Bouzid Amal, Tekari Adel, Jbeli Fida, Chakroun Amine, Hansdah Kirtal, Souissi Amal, Singh Neha, Mosrati Mohamed Ali, Achour Imen, Ghorbel Abdelmonem, Charfeddine Ilhem, Ramchander Puppala Venkat, Masmoudi Saber
Laboratory of Molecular and Cellular Screening Processes, Centre of Biotechnology of Sfax, University of Sfax, Road Sidi Mansour Km 6, BP 1177, 3018, Sfax, Tunisia.
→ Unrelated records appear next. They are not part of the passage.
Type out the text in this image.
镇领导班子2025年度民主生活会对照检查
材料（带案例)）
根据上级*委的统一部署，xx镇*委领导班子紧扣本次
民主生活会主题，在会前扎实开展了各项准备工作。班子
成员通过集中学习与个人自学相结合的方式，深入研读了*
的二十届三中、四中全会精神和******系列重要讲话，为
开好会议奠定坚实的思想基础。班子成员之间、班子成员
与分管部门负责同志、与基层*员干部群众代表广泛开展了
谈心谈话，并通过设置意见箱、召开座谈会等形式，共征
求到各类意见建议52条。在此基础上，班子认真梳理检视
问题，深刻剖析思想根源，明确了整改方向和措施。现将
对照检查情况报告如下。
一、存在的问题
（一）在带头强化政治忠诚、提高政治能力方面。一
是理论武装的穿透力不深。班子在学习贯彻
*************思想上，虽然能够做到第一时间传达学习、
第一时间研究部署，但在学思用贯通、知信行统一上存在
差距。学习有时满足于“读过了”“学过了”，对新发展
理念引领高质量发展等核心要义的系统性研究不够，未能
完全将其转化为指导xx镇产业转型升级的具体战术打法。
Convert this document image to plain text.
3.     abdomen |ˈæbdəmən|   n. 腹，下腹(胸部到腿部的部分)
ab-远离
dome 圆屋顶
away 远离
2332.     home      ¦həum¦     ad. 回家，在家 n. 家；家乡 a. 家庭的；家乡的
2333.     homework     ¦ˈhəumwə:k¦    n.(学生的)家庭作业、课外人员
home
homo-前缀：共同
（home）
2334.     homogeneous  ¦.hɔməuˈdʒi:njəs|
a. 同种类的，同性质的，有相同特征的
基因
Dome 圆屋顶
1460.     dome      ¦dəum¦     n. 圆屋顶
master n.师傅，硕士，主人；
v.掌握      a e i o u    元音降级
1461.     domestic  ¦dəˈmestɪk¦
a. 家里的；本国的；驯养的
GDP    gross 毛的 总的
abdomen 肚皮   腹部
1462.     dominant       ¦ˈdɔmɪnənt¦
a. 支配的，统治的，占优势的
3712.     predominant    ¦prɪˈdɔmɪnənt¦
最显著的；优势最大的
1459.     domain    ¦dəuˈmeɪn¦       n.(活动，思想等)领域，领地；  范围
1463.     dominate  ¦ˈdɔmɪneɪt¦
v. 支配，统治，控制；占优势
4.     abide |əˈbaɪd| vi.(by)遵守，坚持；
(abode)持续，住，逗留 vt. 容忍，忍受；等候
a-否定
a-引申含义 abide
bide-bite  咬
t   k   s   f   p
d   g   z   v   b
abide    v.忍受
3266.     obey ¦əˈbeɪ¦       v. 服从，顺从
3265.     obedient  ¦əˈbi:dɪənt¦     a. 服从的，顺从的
Department of Otorhinolaryngology, Habib Bourguiba Teaching Hospital, University of Sfax, Avenue El Ferdaws, 3029, Sfax, Tunisia.
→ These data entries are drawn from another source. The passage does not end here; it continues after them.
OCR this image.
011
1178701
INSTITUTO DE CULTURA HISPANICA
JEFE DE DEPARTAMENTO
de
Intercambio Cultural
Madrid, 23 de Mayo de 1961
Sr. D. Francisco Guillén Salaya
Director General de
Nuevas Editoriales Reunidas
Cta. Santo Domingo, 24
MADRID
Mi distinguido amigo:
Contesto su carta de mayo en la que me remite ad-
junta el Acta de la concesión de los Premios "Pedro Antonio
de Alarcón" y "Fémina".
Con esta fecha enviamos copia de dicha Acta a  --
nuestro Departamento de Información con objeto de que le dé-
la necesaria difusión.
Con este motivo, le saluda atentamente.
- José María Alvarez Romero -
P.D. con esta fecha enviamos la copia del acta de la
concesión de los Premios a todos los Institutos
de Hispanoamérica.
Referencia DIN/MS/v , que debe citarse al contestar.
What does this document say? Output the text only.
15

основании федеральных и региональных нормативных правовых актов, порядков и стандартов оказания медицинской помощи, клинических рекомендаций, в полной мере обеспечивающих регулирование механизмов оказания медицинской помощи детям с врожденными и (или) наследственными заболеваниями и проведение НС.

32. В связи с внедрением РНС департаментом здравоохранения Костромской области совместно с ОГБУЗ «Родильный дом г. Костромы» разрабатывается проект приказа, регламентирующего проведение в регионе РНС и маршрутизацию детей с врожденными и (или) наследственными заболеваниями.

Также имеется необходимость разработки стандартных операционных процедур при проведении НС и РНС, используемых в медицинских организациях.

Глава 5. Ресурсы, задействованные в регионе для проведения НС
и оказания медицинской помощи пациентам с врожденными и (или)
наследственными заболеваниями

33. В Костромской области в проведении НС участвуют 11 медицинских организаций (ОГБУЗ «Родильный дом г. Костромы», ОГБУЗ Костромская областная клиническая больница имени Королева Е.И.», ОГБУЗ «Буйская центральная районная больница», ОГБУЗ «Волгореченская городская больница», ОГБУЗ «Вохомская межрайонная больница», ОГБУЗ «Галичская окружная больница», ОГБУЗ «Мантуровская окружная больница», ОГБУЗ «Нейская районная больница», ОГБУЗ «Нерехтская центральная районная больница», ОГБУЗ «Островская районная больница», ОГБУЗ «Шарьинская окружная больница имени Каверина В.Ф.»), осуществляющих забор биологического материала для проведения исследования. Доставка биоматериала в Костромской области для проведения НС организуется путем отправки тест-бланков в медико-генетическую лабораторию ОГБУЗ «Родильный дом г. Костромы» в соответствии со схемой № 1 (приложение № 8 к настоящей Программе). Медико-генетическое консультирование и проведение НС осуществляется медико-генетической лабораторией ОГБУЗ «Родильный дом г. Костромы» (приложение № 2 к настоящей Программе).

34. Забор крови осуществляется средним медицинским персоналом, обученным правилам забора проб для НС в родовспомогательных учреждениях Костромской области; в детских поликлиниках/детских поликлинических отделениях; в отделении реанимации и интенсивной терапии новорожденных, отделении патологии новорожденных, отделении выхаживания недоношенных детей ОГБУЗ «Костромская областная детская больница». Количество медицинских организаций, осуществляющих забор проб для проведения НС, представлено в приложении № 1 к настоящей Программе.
BMC Med Genet. 2020 Jun 3;21(1):122. doi: 10.1186/s12881-020-01036-8.
Otosclerosis (OTSC) is among the most common causes of a late-onset hearing loss in adults and is characterized by an abnormal bone growth in the otic capsule. Alteration in the osteoprotegerin (OPG) expression has been suggested in the implication of OTSC pathogenesis.
A case-control association study of rs2228568, rs7844539, rs3102734 and rs2073618 single nucleotide polymorphisms (SNPs) in the OPG gene was performed in a Tunisian-North African population composed of 183 unrelated OTSC patients and 177 healthy subjects. In addition, a multilocus association and a meta-analysis of existing studies were conducted.
Rs3102734 (p = 0.013) and rs2073618 (p = 0.007) were significantly associated with OTSC, which were predominantly detected in females after multiple corrections. Among the OPG studied SNPs, the haplotypes A-A-C-G (p = 0.0001) and A-A-C-C (p = 0.0004) were significantly associated with OTSC in females. Multilocus association revealed that the SNPs: rs2073618 in OPG, rs1800472 in TGFβ1, rs39335, rs39350 and rs39374 in RELN, and rs494252 in chromosome 11 showed significant OTSC-associated alleles in Tunisian individuals. In addition, meta-analysis of the rs2073618 SNP in Tunisian, Indian and Italian populations revealed evidence of an association with OTSC (OR of 0.826, 95% CI [0.691-0.987], p = 0.035).
Our findings suggest that rs3102734 and rs2073618 variants are associated with OTSC in North African ethnic Tunisian population. Meta-analysis of the rs2073618 in three different ethnic population groups indicated an association with OTSC.
耳硬化症(OTSC)是成人迟发性听力损失的最常见原因之一,其特征是耳囊内出现异常的骨质生长。有研究表明骨保护素(OPG)表达的改变与耳硬化症的发病机制有关。
在一个由183名无亲缘关系的耳硬化症患者和177名健康受试者组成的突尼斯-北非人群中,对OPG基因中的rs2228568、rs7844539、rs3102734和rs2073618单核苷酸多态性(SNP)进行病例对照关联研究。此外,还进行了多位点关联分析和现有研究的荟萃分析。
Rs3102734(p = 0.013)和rs2073618(p = 0.007)与耳硬化症显著相关,在多次校正后,这些关联主要在女性中检测到。在研究的OPG SNP中,单倍型A-A-C-G(p = 0.0001)和A-A-C-C(p = 0.0004)在女性中与耳硬化症显著相关。多位点关联分析显示,SNP:OPG中的rs2073618、TGFβ1中的rs1800472、RELN中的rs39335、rs39350和rs39374以及11号染色体上的rs494252在突尼斯个体中显示出与耳硬化症相关的显著等位基因。此外,对突尼斯、印度和意大利人群中rs2073618 SNP的荟萃分析显示有证据表明其与耳硬化症相关(OR为0.826,95% CI [0.691 - 0.987],p = 0.035)。
我们的研究结果表明,rs3102734和rs2073618变体与突尼斯北非族裔人群的耳硬化症相关。对三个不同种族人群组中rs2073618的荟萃分析表明其与耳硬化症相关。